A contre-courant de l'engouement général, l'auteur n'a pas fait mouche sur moi avec
Ce qu'il faut de haine. Pourtant, des mouches il n'en manque pas dans ce roman, puisqu'un corps putréfié préalablement savouré par un sanglier, et désormais enveloppé d'un épais manteau d'asticots est découvert par une étudiante joggeuse dans une forêt icaunaise.
Le style est scolaire, comme pourrait l'être une rédaction de 4ème, lorsque le collégien croit tromper son professeur en écrivant gros et en rajoutant des mots inutiles pour atteindre le quota de lignes fixé à une copie double. Ici, il s'agit d'adverbes : « particulièrement éprouvant », « manifestement seule », « rigoureusement impossible », « lourdement trompée », « indiquée clairement », « mûrement réfléchi », « désespérément seule », « hautement improbable ». Les adjectifs font aussi l'objet d'une surenchère stéréotypée : la violence est insoutenable et les drames terribles. J'ajoute que lire la féminisation du mot officier en « officière » agit sur mes dents comme une craie grinçant sur un tableau noir et que nommer les rues et immeubles à chaque déplacement dans Paris n'apporte rien.
Jacques Saussey n'utilise jamais les mots société, entreprise, firme, établissement, négoce, commerce, manufacture ; il ne connaît que le mot « boîte » employé à de très nombreuses reprises, mot-valise ne contenant rien, condescendant voire péjoratif, facilité de langage montrant son absence d'intérêt et/ou son ignorance lorsqu'il évoque le monde économique.
Last but not least, les personnages sont banals et prévisibles.

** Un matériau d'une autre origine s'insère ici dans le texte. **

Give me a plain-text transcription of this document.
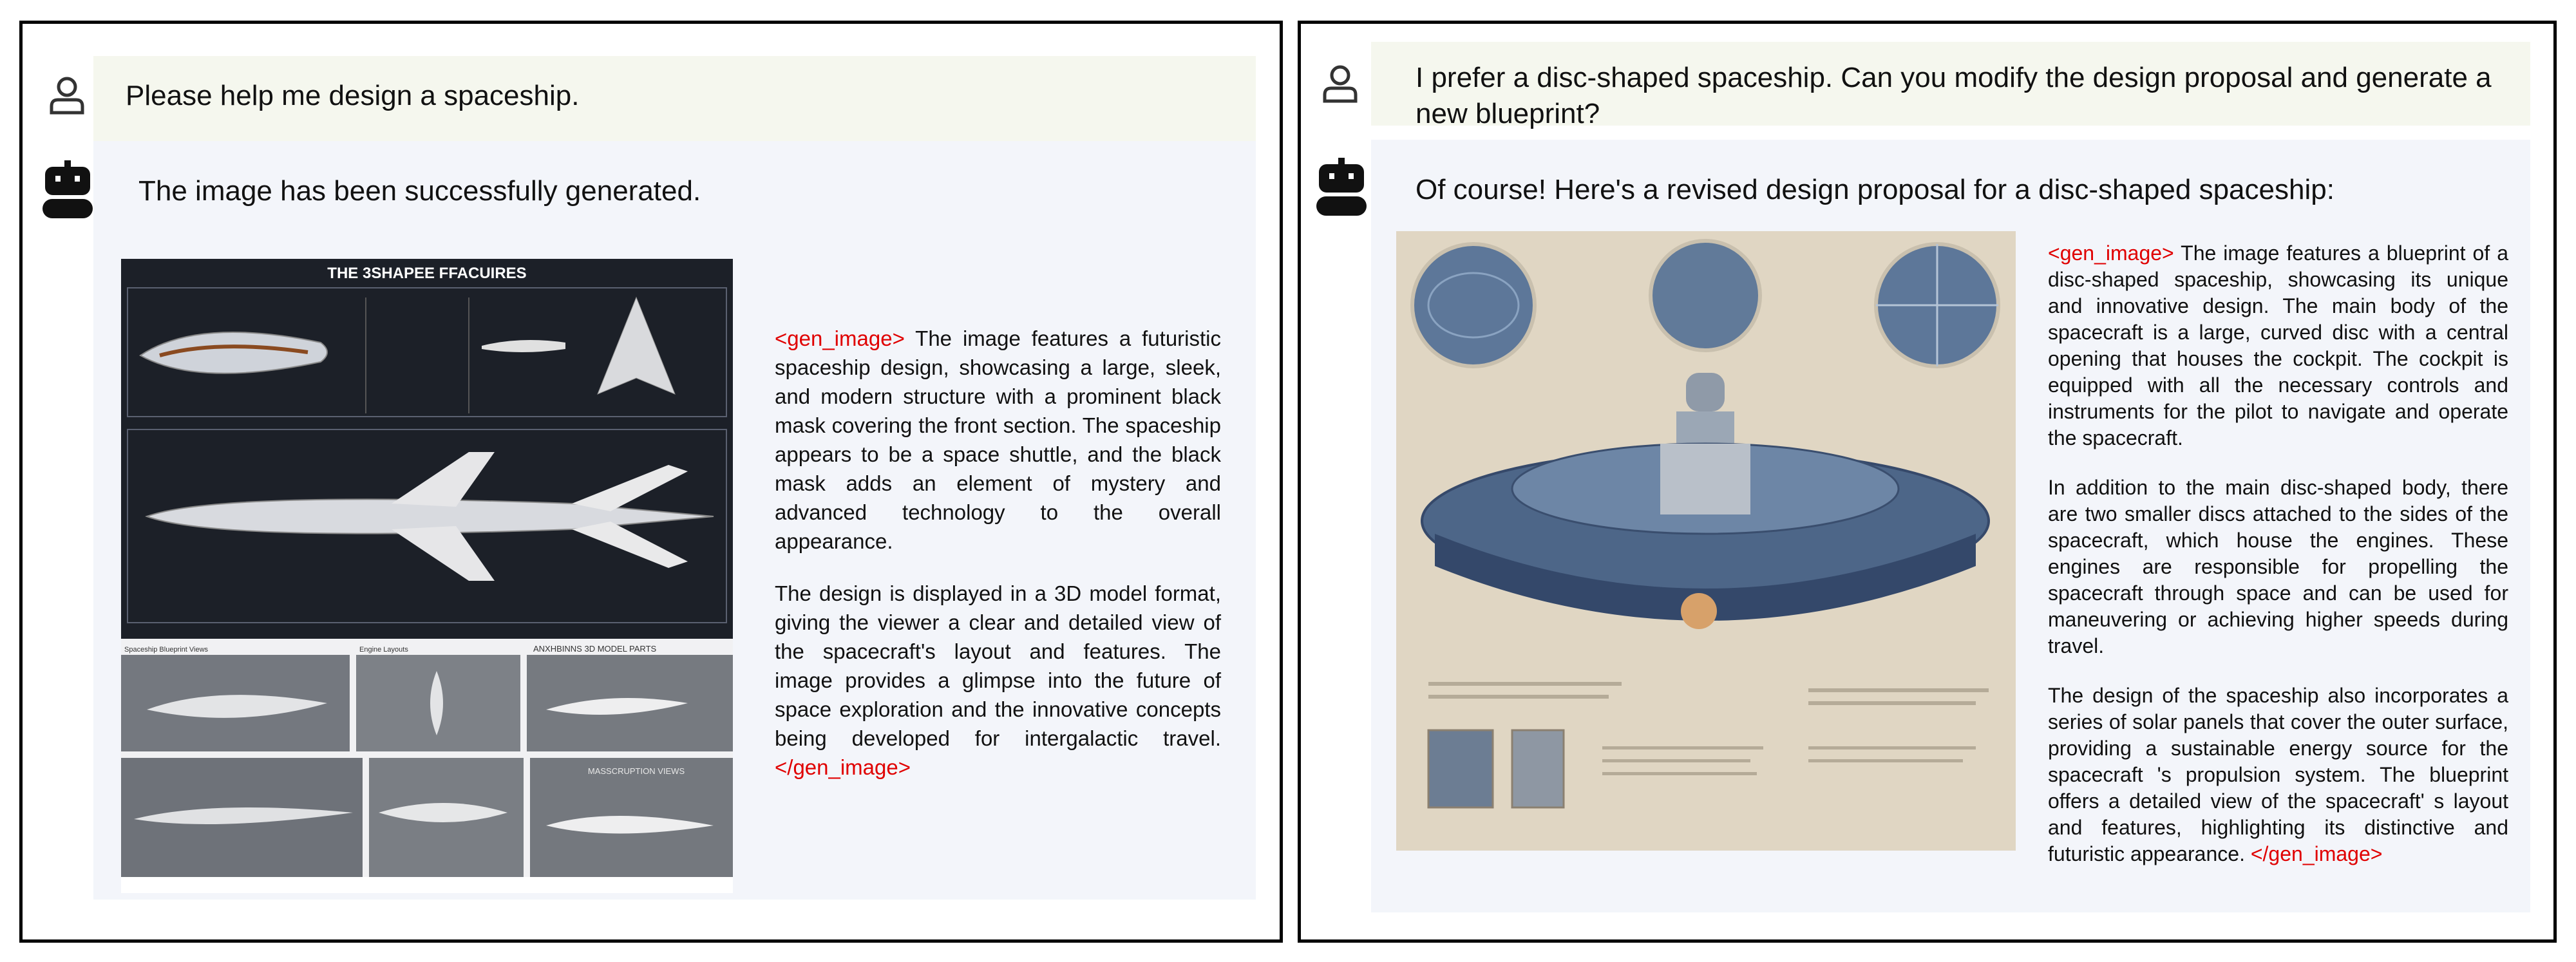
Please help me design a spaceship.
The image has been successfully generated.
THE 3SHAPEE FFACUIRES
Spaceship Blueprint Views	Engine Layouts	ANXHBINNS 3D MODEL PARTS
MASSCRUPTION VIEWS

<gen_image> The image features a futuristic spaceship design, showcasing a large, sleek, and modern structure with a prominent black mask covering the front section. The spaceship appears to be a space shuttle, and the black mask adds an element of mystery and advanced technology to the overall appearance.

The design is displayed in a 3D model format, giving the viewer a clear and detailed view of the spacecraft's layout and features. The image provides a glimpse into the future of space exploration and the innovative concepts being developed for intergalactic travel. </gen_image>

I prefer a disc-shaped spaceship. Can you modify the design proposal and generate a new blueprint?
Of course! Here's a revised design proposal for a disc-shaped spaceship:

<gen_image> The image features a blueprint of a disc-shaped spaceship, showcasing its unique and innovative design. The main body of the spacecraft is a large, curved disc with a central opening that houses the cockpit. The cockpit is equipped with all the necessary controls and instruments for the pilot to navigate and operate the spacecraft.

In addition to the main disc-shaped body, there are two smaller discs attached to the sides of the spacecraft, which house the engines. These engines are responsible for propelling the spacecraft through space and can be used for maneuvering or achieving higher speeds during travel.

The design of the spaceship also incorporates a series of solar panels that cover the outer surface, providing a sustainable energy source for the spacecraft 's propulsion system. The blueprint offers a detailed view of the spacecraft' s layout and features, highlighting its distinctive and futuristic appearance. </gen_image>
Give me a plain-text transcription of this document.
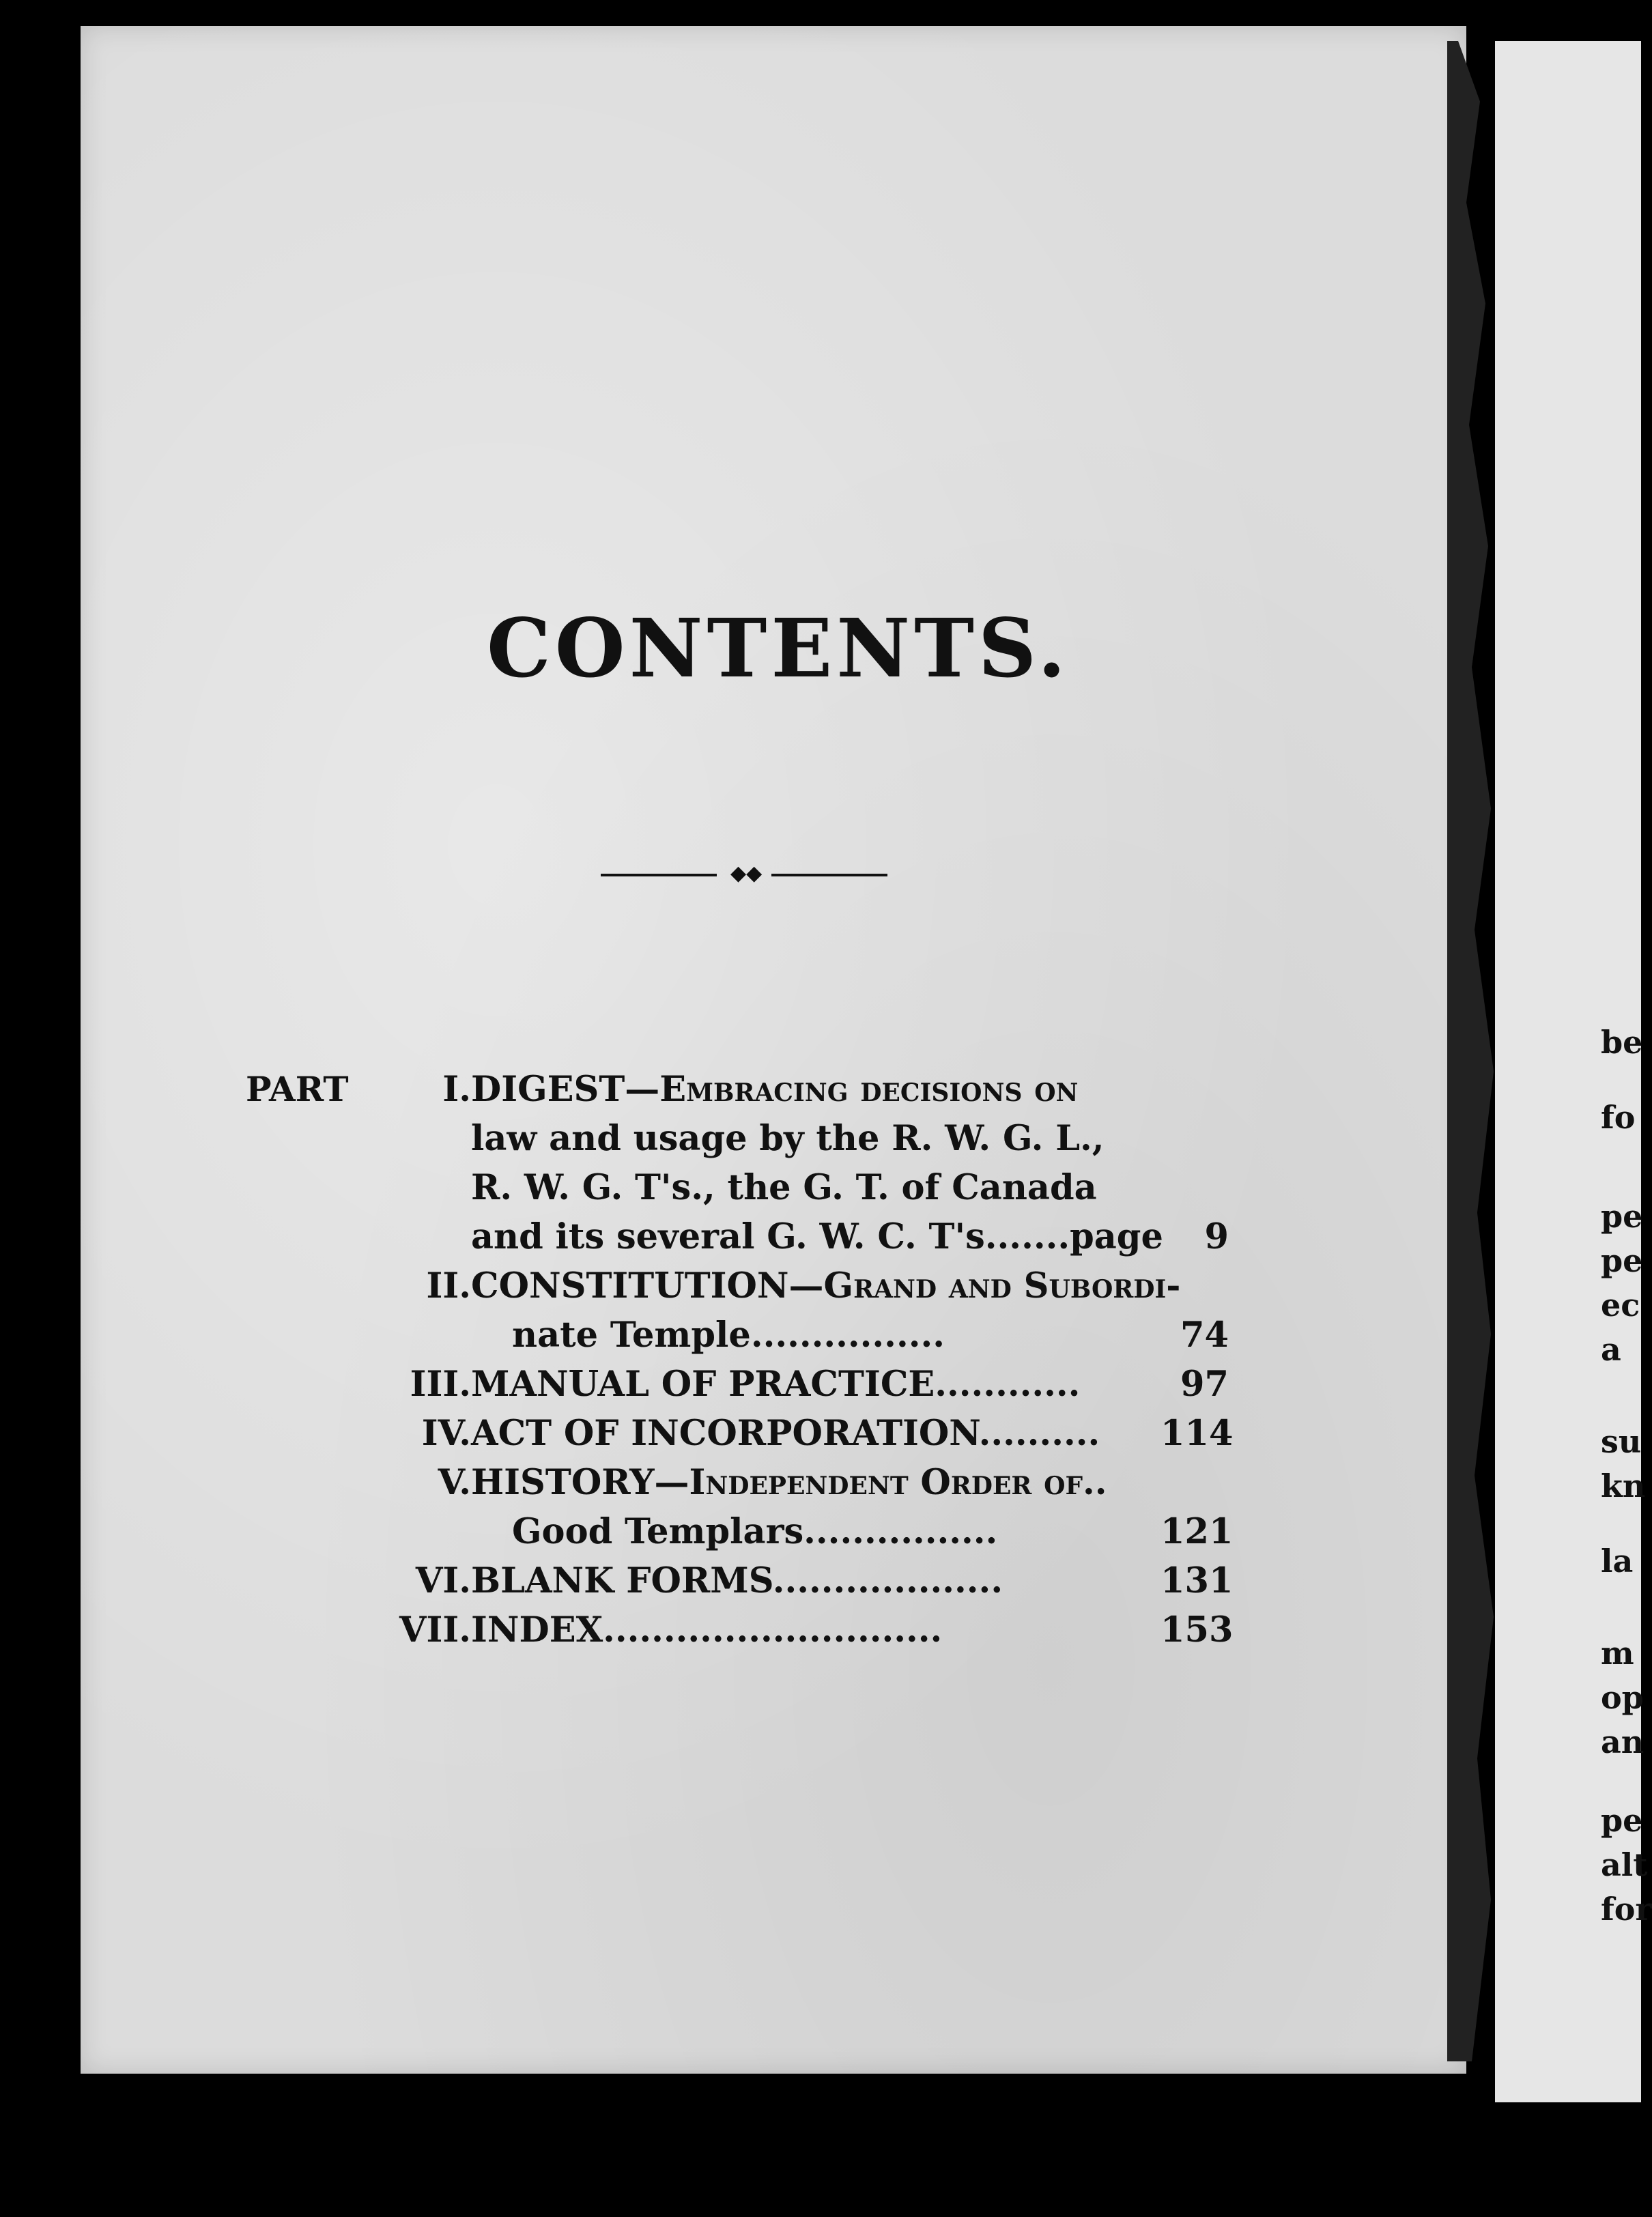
be
fo
pe
pe
ec
a
su
kn
la
m
op
an
pe
alt
for
CONTENTS.
◆◆
PART	I. DIGEST—Embracing decisions on
law and usage by the R. W. G. L.,
R. W. G. T's., the G. T. of Canada
and its several G. W. C. T's.......page	9
II. CONSTITUTION—Grand and Subordi-
nate Temple................	74
III. MANUAL OF PRACTICE............	97
IV. ACT OF INCORPORATION.......... 114
V. HISTORY—Independent Order of..
Good Templars................	121
VI. BLANK FORMS...................	131
VII. INDEX............................	153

Un bras plâtré lors de sa rencontre avec la victime ne fait pas du tueur un Ted Bundy (c'était son truc à Ted le coup du bras plâtré), et la haine des DRH ne le transforme pas davantage en Burke Devore, héros de
Donald Westlake dans
le couperet. La découvreuse de corps est étudiante en médecine, sans jamais se rendre en faculté ; elle roule en Suzuki GSX-R, elle a les moyens.
Au final, l'écriture semble avoir été coûteuse en énergie ;
Jacques Saussey mâche le boulot du lecteur, décortiquant chaque geste, action ou réflexion dans une intrigue linéaire avec quelques incursions dans la tête du tueur. Un roman laborieux, un rendez-vous manqué, j'en resterai là avec cet auteur.